B-52 bombers resumed pounding suspected Taliban and al-Qaeda positions in east Afghanistan overnight after a day of ground attacks by US-led forces.
Having claimed to have killed 500 in their ground offensive yesterday, US military officials today revised the figures back to around 100.
With hundreds of US and allied troops now on the ground in the snow-covered mountains, their resupply is crucial, US military spokesman Maj Bryan Hilferty said at Bagram, on the outskirts of Kabul.
"We are sending in by helicopter fuel, food, ammunition and other equipment," he told a news conference. "In fighting on Wednesday we estimate we killed 100 Taliban".
The US military today ordered up to 300 extra soldiers, 17 attack helicopters and several A-10 aircraft with rapid-fire cannon and rockets to the battlefield to counter a flow of new fighters.
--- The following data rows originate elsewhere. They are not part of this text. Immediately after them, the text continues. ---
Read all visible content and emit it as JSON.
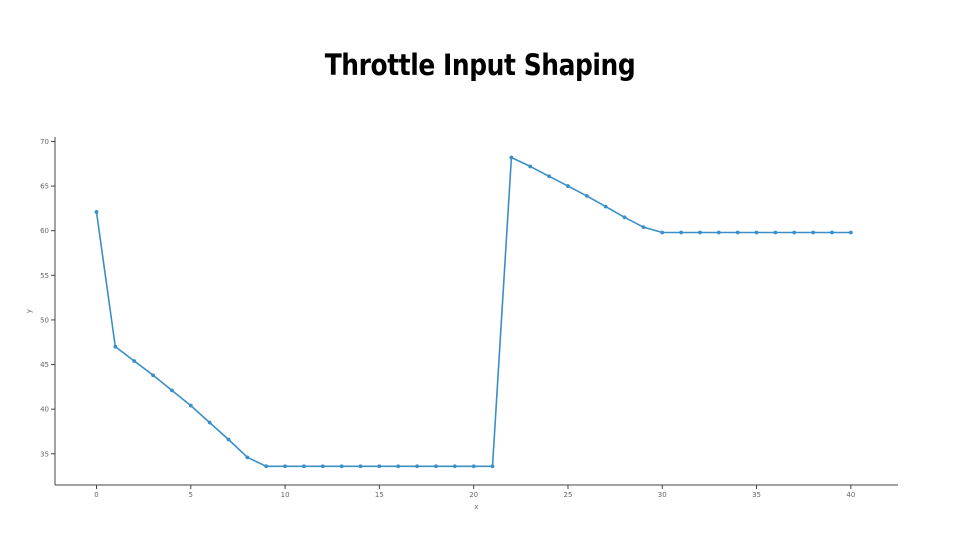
{
  "title": "Throttle Input Shaping",
  "chart_data": {
    "type": "line",
    "title": "Throttle Input Shaping",
    "xlabel": "x",
    "ylabel": "y",
    "xlim": [
      -2.2,
      42.5
    ],
    "ylim": [
      31.5,
      70.5
    ],
    "xticks": [
      0,
      5,
      10,
      15,
      20,
      25,
      30,
      35,
      40
    ],
    "yticks": [
      35,
      40,
      45,
      50,
      55,
      60,
      65,
      70
    ],
    "grid": false,
    "color": "#3a8fc9",
    "markers": true,
    "x": [
      0,
      1,
      2,
      3,
      4,
      5,
      6,
      7,
      8,
      9,
      10,
      11,
      12,
      13,
      14,
      15,
      16,
      17,
      18,
      19,
      20,
      21,
      22,
      23,
      24,
      25,
      26,
      27,
      28,
      29,
      30,
      31,
      32,
      33,
      34,
      35,
      36,
      37,
      38,
      39,
      40
    ],
    "y": [
      62.1,
      47.0,
      45.4,
      43.8,
      42.1,
      40.4,
      38.5,
      36.6,
      34.6,
      33.6,
      33.6,
      33.6,
      33.6,
      33.6,
      33.6,
      33.6,
      33.6,
      33.6,
      33.6,
      33.6,
      33.6,
      33.6,
      68.2,
      67.2,
      66.1,
      65.0,
      63.9,
      62.7,
      61.5,
      60.4,
      59.8,
      59.8,
      59.8,
      59.8,
      59.8,
      59.8,
      59.8,
      59.8,
      59.8,
      59.8,
      59.8
    ]
  }
}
In Gardez, about 20 miles from the fighting in Paktia Province, there was greater air activity over the frontline than Wednesday. B-52s were back in force along with F-16 jets and attack helicopters.
Afghan commanders said the battle twisted along a six-mile frontline of bunkers and caves up to the top of 10,000 foot peaks around the village of Shahi Kot.
At least eight US soldiers and seven Afghan soldiers have died in the operation and about 40 US and 30 Afghan troops have been wounded.
- Two German and three Danish peacekeepers died in Kabul yesterday in an accident at a munitions site when two Soviet-era surface-to-air missiles exploded while they were preparing to destroy the bombs.